Ag Weather Forum

Tornado Outbreak Possible Later Today for Lower Mississippi Valley

John Baranick
By  John Baranick , DTN Meteorologist
The Storm Prediction Center is focused on the Lower Mississippi Valley for a moderate risk of severe storms later today. (SPC graphic)

A strong storm system moved into the Southern Plains on Thursday night and produced a band of showers and thunderstorms that brought with it a few reports of large hail and damaging winds.

That system will move northeast into the Ohio Valley on Friday, dragging a cold front across the Lower Mississippi Valley this afternoon and evening. The Storm Prediction Center is focused on this area as having a very good risk of severe storms later this afternoon and into the overnight hours across the region. The Center has issued a Moderate risk, the second-highest risk category, for parts of southeast Arkansas, northeast Louisiana, and northwest Mississippi for the significant potential of strong tornadoes and damaging winds.

As of early this morning, thunderstorms were located from the Dallas-Fort Worth metro into northwest Arkansas. These are expected to diminish this morning, but could be maintained as the cold front to the system shifts eastward through the morning and early afternoon.

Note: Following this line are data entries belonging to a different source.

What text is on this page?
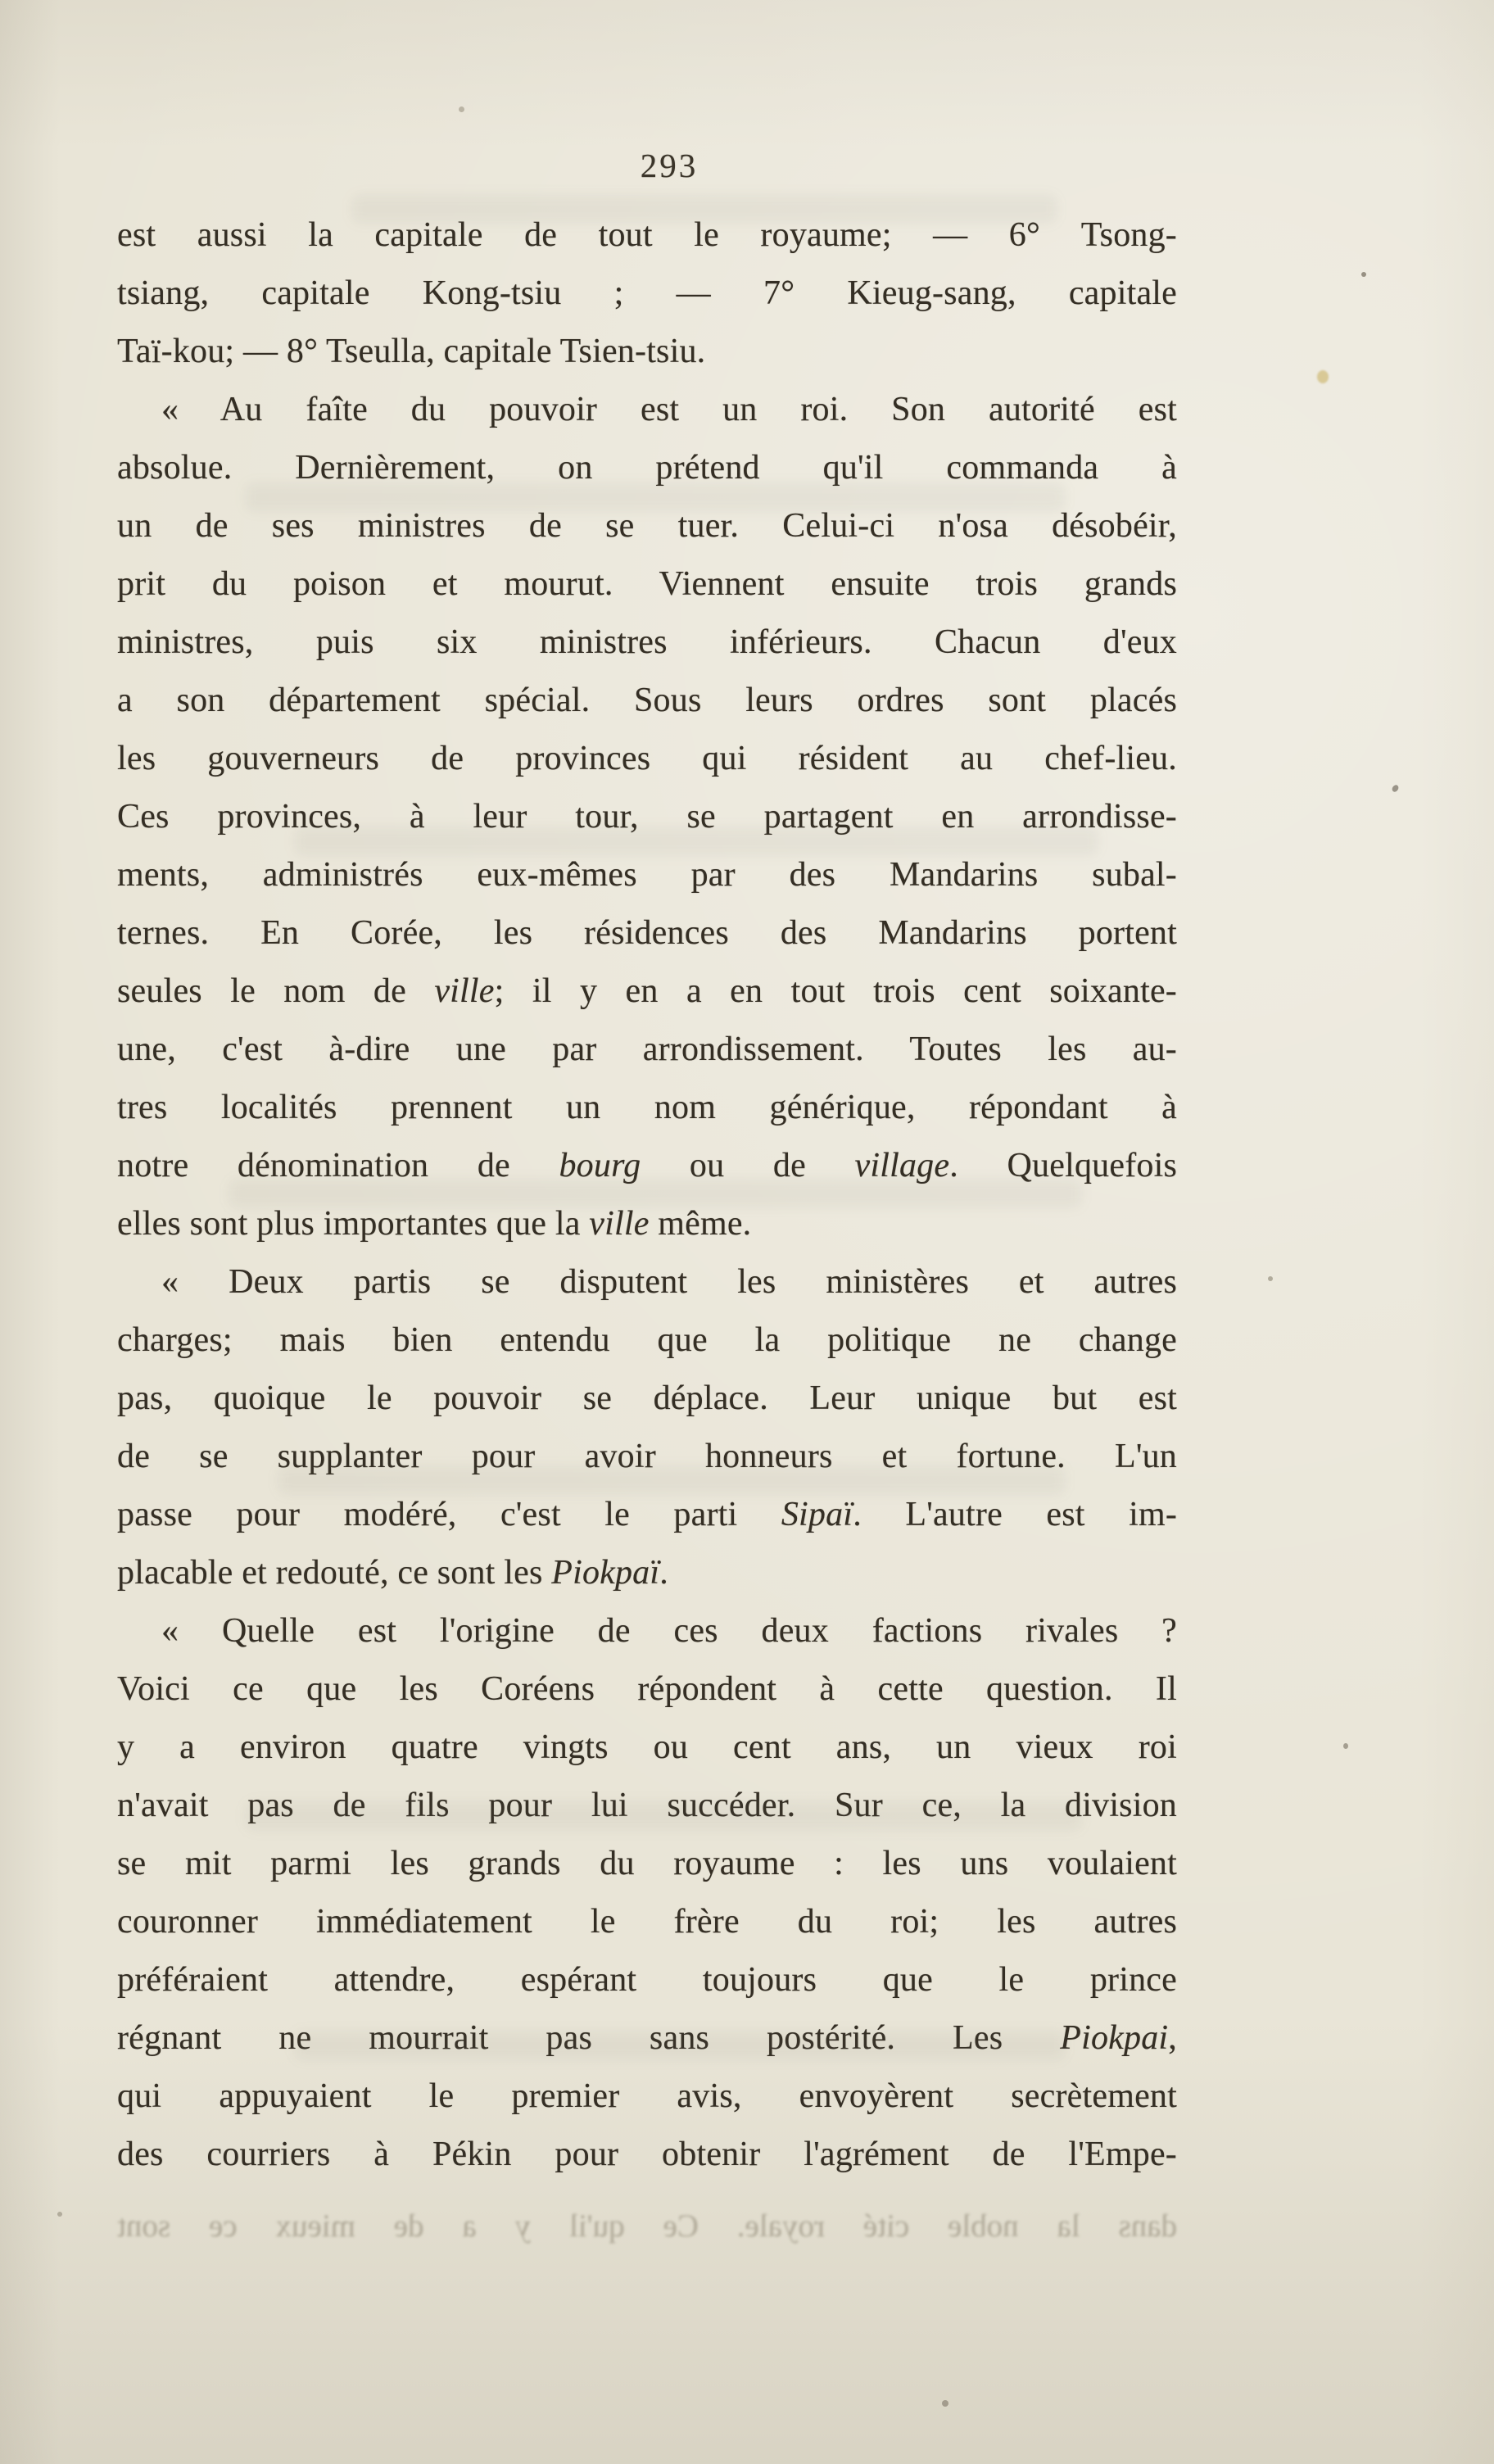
293
est aussi la capitale de tout le royaume; — 6° Tsong-
tsiang, capitale Kong-tsiu ; — 7° Kieug-sang, capitale
Taï-kou; — 8° Tseulla, capitale Tsien-tsiu.
« Au faîte du pouvoir est un roi. Son autorité est
absolue. Dernièrement, on prétend qu'il commanda à
un de ses ministres de se tuer. Celui-ci n'osa désobéir,
prit du poison et mourut. Viennent ensuite trois grands
ministres, puis six ministres inférieurs. Chacun d'eux
a son département spécial. Sous leurs ordres sont placés
les gouverneurs de provinces qui résident au chef-lieu.
Ces provinces, à leur tour, se partagent en arrondisse-
ments, administrés eux-mêmes par des Mandarins subal-
ternes. En Corée, les résidences des Mandarins portent
seules le nom de ville; il y en a en tout trois cent soixante-
une, c'est à-dire une par arrondissement. Toutes les au-
tres localités prennent un nom générique, répondant à
notre dénomination de bourg ou de village. Quelquefois
elles sont plus importantes que la ville même.
« Deux partis se disputent les ministères et autres
charges; mais bien entendu que la politique ne change
pas, quoique le pouvoir se déplace. Leur unique but est
de se supplanter pour avoir honneurs et fortune. L'un
passe pour modéré, c'est le parti Sipaï. L'autre est im-
placable et redouté, ce sont les Piokpaï.
« Quelle est l'origine de ces deux factions rivales ?
Voici ce que les Coréens répondent à cette question. Il
y a environ quatre vingts ou cent ans, un vieux roi
n'avait pas de fils pour lui succéder. Sur ce, la division
se mit parmi les grands du royaume : les uns voulaient
couronner immédiatement le frère du roi; les autres
préféraient attendre, espérant toujours que le prince
régnant ne mourrait pas sans postérité. Les Piokpai,
qui appuyaient le premier avis, envoyèrent secrètement
des courriers à Pékin pour obtenir l'agrément de l'Empe-
dans la noble cité royale. Ce qu'il y a de mieux ce sont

Currently, moisture out ahead of the front is somewhat low, but that will increase the sunshine in the region, building up heat into the afternoon. By that time, increasing moisture coming from the Gulf of Mexico will allow for a newly formed or continued line of storms from northern Arkansas back down through northwest Louisiana, possibly far eastern Texas as well. Weather models suggest that by late afternoon the increasing moisture will also develop discrete cells ahead of the line into western Mississippi. These storms will be in an environment that will be very favorable for supercell thunderstorms and tornadoes and these conditions will be maintained into the overnight period as the cells and trailing line move through Tennessee and into Alabama.

Large hail will be possible, but very strong, damaging winds and long-tracked, strong tornadoes are the main threats today. Please stay weather aware as the storms may pop up violently this afternoon and give little time to react and adjust to the changing weather.